INSERT dbo.Users(UserID, GroupID, RoleID)
SELECT TOP (50000) SalesOrderID, SalesOrderID % 7, 2
FROM Sales.SalesOrderHeaderEnlarged AS h
WHERE NOT EXISTS (SELECT 1 FROM dbo.Users
  WHERE UserID = h.SalesOrderID);

SELECT COUNT(*) FROM dbo.Users WHERE GroupID = 2; -- 185,714
SELECT COUNT(*) FROM dbo.Users WHERE RoleID = 2;  -- 957,143
SELECT COUNT(*) FROM dbo.Users WHERE GroupID = 2 AND RoleID = 2; -- 142,857 overlap

Results:

TOP1_J

Conclusion

In not one single case that I could manufacture did the "simpler" ORDER BY query – even with one less clustered index scan – outperform the more complex UNION ALL query. Sometimes you have to be very wary about what SQL Server has to do when you introduce operations like sorts into your query semantics, and not rely on simplicity of the plan alone (never mind any bias you might have based on previous scenarios).

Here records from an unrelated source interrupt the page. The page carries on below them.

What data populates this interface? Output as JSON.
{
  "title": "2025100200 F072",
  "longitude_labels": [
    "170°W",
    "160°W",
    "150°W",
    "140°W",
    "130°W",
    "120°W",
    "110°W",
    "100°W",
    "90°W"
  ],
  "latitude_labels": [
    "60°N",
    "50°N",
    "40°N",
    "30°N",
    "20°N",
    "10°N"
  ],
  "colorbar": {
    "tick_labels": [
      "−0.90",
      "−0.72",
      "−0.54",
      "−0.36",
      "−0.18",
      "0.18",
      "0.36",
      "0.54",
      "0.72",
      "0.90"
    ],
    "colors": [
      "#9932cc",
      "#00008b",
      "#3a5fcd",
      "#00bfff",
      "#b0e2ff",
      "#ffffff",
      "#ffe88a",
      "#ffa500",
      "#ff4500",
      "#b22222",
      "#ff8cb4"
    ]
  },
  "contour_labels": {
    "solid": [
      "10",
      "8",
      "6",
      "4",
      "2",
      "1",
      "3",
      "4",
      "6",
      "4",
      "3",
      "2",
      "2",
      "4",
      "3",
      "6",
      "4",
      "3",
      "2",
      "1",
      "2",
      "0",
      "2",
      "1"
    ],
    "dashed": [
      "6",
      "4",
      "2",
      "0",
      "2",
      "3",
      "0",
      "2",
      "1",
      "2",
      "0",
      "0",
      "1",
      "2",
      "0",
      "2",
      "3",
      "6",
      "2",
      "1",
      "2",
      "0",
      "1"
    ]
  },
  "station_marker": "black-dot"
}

Your first instinct might often be correct, but I bet there are times when there is a better option that looks, on the surface, like it couldn't possibly work out better. As in this example. I'm getting quite a bit better about questioning assumptions I've made from observations, and not making blanket statements like "scans never perform well" and "simpler queries always run faster." If you eliminate the words never and always from your vocabulary, you may find yourself putting more of those assumptions and blanket statements to the test, and ending up much better off.